Messinis I E, Lolis D, Zikopoulos K, Milingos S, Kollios G, Seferiadis K, Templeton A A
Department of Obstetrics and Gynaecology, University of Ioannina, Greece.
Clin Endocrinol (Oxf). 1996 Feb;44(2):169-75. doi: 10.1046/j.1365-2265.1996.589411.x.
Although there is much in-vivo evidence for the existence of a gonadotrophin surge attenuating factor (GnSAF), its source and identity remain unknown. We have studied the control of GnSAF production by FSH and hCG during the luteal phase of the cycle.
Normally cycling women were investigated in three cycle. Starting on day 5 after the midcycle LH peak, the women received i.m. injections of placebo (1st cycle control), hCG at a dose of 750 IU per day (2nd cycle) and FSH at a dose of 225 IU per day (3rd cycle) for five consecutive days. The response of LH to a single i.v. dose of 10 microg GnRH (GnSAF bioactivity) was investigated several times during the experimental period.
Six normally ovulating women with long-standing unexplained infertility were studied. The women were used as their own controls during the cycle treated with placebo.

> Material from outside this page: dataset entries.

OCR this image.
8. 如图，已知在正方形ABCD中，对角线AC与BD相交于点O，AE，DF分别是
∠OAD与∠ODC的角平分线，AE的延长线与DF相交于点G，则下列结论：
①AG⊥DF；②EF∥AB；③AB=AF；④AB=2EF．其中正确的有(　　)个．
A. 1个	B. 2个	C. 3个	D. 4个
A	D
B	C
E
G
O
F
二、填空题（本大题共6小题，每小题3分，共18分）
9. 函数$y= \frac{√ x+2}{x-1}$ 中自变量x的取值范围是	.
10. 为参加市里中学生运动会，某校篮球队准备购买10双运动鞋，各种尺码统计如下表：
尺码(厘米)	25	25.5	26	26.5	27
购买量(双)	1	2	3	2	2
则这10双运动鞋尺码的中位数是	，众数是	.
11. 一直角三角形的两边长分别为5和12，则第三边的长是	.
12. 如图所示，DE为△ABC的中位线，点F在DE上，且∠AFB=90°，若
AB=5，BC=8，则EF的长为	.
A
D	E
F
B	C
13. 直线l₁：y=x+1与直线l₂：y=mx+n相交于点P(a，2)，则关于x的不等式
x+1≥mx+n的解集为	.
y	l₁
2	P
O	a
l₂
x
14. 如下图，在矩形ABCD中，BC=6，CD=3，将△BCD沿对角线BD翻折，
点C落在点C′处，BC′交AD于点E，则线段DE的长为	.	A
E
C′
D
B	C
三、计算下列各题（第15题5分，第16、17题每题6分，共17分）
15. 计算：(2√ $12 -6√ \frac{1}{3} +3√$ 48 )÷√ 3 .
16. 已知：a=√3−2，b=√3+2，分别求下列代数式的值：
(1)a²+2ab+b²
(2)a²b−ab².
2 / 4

Pituitary response to GnRH was calculated as the net increase in LH at 30 minutes (deltaLH) above the basal value.
Serum concentrations of FSH and hCG increased significantly during the second and 3rd cycles respectively. Compared with the control cycles, deltaLH was significantly attenuated as early as 12 hours from the onset of FSH injections. In contrast, basal concentrations of oestradiol (E2) and immunoreactive inhibin started to increase 48 hours after the first injection of FSH, while progesterone values remained similar to those in the controls. During treatment with hCG, no attenuation was seen in deltaLH values, while those of E2, progesterone and inhibin showed a significant increase.
These results demonstrate that during the luteal phase of the human menstrual cycle, FSH, but not LH, stimulates the production of gonadotrophin surge attenuating factor. It is suggested that the source of gonadotrophin surge attenuating factor at that stage of the cycle is a cohort of small follicles rather than the corpus luteum.
尽管有大量体内证据表明存在促性腺激素激增衰减因子(GnSAF),但其来源和特性仍不清楚。我们研究了在月经周期黄体期,促卵泡激素(FSH)和人绒毛膜促性腺激素(hCG)对GnSAF产生的调控作用。
对月经周期正常的女性进行三个周期的研究。从中周期促黄体生成素(LH)峰后的第5天开始,这些女性连续5天接受肌肉注射安慰剂(第1周期对照)、每天750国际单位的hCG(第2周期)和每天225国际单位的FSH(第3周期)。在实验期间多次研究LH对单次静脉注射10微克促性腺激素释放激素(GnRH)(GnSAF生物活性)的反应。
研究了6名长期不明原因不孕但排卵正常的女性。在接受安慰剂治疗的周期中,这些女性以自身作为对照。
垂体对GnRH的反应以30分钟时LH相对于基础值的净增加量(ΔLH)来计算。
FSH和hCG的血清浓度在第2和第3周期分别显著升高。与对照周期相比,早在注射FSH开始后12小时,ΔLH就显著降低。相比之下,雌二醇(E2)和免疫反应性抑制素的基础浓度在首次注射FSH后48小时开始升高,而孕酮值与对照相似。在hCG治疗期间,ΔLH值未见降低,而E2、孕酮和抑制素的值显著升高。
这些结果表明,在人类月经周期的黄体期,是FSH而非LH刺激了促性腺激素激增衰减因子的产生。提示在月经周期该阶段促性腺激素激增衰减因子的来源是一群小卵泡而非黄体。